猫も羽<わ>で数えましょう(旧「大塚ひかりのポポ手日記」since2004)

一切皆苦の人生、だましだまし生きてます。ネットでは、基本的にマイナスなこと、後ろ向きなことを書くスタンスですが、ごく稀にうっかり前向きなことを書いてしまう可能性もあります。

maonima2010-12-11

今日は早大にいったついでに図書館の二階でやってる「幽霊妖怪魑魅魍魎跳梁跋扈! 異形のものたち2」に行ってきた。
こぢんまりとした展示であったが、「大石兵六物語」が良かった。
兵六餅の兵六もこの物語がもとになっていたらしいhttp://ja.wikipedia.org/wiki/兵六餅
捜神記だかに出てくるような、頭がろくろ首になって飛んでる人の図や、頭が二つある女の両の乳にそれぞれ二人の子供が吸い付いていて、背後に夫らしき二つ頭の男が座っているという図もなかなか……。
一緒に行った子供は「桃山人夜話」が気に入っていた。


昨日は朝倉喬司さんの訃報を知った。
朝倉さんのことはサンカ研究会や狗道研究会で何度もお見かけしたし、吉野や、水窪の田楽祭、羽黒山のミイラツアー、諏訪の御柱阿波踊り等々でもご一緒した。朝倉さんの出版パーティにも何度か出席した。
津山三十人殺しのマンガを読んだ時、折しもその事件のトークショーがあるというんで聞きに行ったことも。凶悪犯罪の起きる家の犬はすさんでいる、猫はポーカーフェイスで変化なし、という話が印象に残った。http://d.hatena.ne.jp/maonima/20090606
朝倉さんは日名子さんとか、現代書館の社長や今井さんhttp://d.hatena.ne.jp/teru0702/といつも仲良くお酒をのんだりくっついていて、私はお酒をのまないこともありさほど親しく話したことはないけれど、いつもにこにこ気のいい感じの、ちょっと浮世離れした、びしっと白いスーツで細身を包んだお洒落で、照れ屋の可愛いおじさんだなと思っていた。
照れ屋の可愛いおじさんという言い方も失礼だが、朝倉さんは照れるとすぐ顔が赤くなるくせがあって、またどんなにお酒をのんでも女に対してなにやら常にはにかんでいるような感じで、そこが可愛かった。
だからとてももてていたと思う。

どこかに皆で行った帰りの電車で、降りる駅のアナウンスがあると、ほかのメンバーたちが早々に席を立って降り口に並んでいるのを見て、
「なに真面目に並んでんのよ、堅気みたいにさ。ぎりぎりまで座ってりゃあいいのに」
と笑ったりしていた。
ネットで検索してみたら、この十月、離婚してらしたとのことで(12/15追記。離婚したのはずっと昔の話で、この十月ではないという)、発見された時には亡くなっていたという。
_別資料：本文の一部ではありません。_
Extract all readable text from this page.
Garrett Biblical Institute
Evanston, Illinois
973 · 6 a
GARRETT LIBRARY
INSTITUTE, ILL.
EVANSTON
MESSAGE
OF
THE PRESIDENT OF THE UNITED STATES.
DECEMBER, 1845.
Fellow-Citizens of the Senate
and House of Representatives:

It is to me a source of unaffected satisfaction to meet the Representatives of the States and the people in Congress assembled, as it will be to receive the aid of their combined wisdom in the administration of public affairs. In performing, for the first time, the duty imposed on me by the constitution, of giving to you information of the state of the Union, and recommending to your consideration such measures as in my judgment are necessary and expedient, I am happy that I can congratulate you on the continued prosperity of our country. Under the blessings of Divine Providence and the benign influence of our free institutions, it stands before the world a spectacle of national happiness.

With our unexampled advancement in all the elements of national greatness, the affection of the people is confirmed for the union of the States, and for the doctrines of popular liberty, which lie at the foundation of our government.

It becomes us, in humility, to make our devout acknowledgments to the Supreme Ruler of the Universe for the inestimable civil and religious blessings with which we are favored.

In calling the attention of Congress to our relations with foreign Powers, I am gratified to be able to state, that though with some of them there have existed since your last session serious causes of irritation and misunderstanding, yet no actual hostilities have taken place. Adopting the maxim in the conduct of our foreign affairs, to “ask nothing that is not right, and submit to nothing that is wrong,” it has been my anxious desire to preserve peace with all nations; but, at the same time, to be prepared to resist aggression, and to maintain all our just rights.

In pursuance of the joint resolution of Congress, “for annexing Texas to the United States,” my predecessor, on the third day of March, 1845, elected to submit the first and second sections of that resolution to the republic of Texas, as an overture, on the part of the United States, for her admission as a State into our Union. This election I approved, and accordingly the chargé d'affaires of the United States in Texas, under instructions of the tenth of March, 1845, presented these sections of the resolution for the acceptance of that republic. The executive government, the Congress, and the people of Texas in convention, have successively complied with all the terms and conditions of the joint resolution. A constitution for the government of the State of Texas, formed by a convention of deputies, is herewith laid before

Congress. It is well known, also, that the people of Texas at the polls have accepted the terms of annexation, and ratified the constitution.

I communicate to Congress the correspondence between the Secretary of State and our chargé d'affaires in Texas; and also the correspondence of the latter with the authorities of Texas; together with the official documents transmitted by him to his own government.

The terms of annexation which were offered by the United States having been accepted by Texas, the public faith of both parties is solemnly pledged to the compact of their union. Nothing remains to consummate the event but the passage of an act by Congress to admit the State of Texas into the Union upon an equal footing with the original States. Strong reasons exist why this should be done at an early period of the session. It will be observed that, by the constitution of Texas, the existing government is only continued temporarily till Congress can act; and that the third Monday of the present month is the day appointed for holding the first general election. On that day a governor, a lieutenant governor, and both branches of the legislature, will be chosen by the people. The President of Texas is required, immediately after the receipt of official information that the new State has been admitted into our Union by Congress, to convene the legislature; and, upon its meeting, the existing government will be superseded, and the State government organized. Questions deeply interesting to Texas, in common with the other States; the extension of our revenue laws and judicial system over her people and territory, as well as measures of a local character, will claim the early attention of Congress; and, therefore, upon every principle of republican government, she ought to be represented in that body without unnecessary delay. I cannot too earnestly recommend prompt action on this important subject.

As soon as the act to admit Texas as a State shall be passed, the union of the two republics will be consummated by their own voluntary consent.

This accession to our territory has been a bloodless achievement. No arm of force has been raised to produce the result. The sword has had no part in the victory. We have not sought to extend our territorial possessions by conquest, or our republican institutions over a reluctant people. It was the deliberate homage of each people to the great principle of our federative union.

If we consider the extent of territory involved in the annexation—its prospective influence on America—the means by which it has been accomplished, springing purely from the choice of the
昨晩はまた小谷野敦さんの『母子寮前』を読み始めたところ、寝なきゃいけない時間になっても、どうにもとまらなくなって一気に。
今までの小谷野さんの小説でいちばん面白く感じた。
タイトルと響き合う「私」の心情が泣ける一方で、おかしみもある。
なんでこんな夫婦関係になってしまったのか、こんな父親になってしまったのか……自分の親や夫婦関係にもつい考えが行きつつ、次は父に焦点をあてた話が読みたいと思った。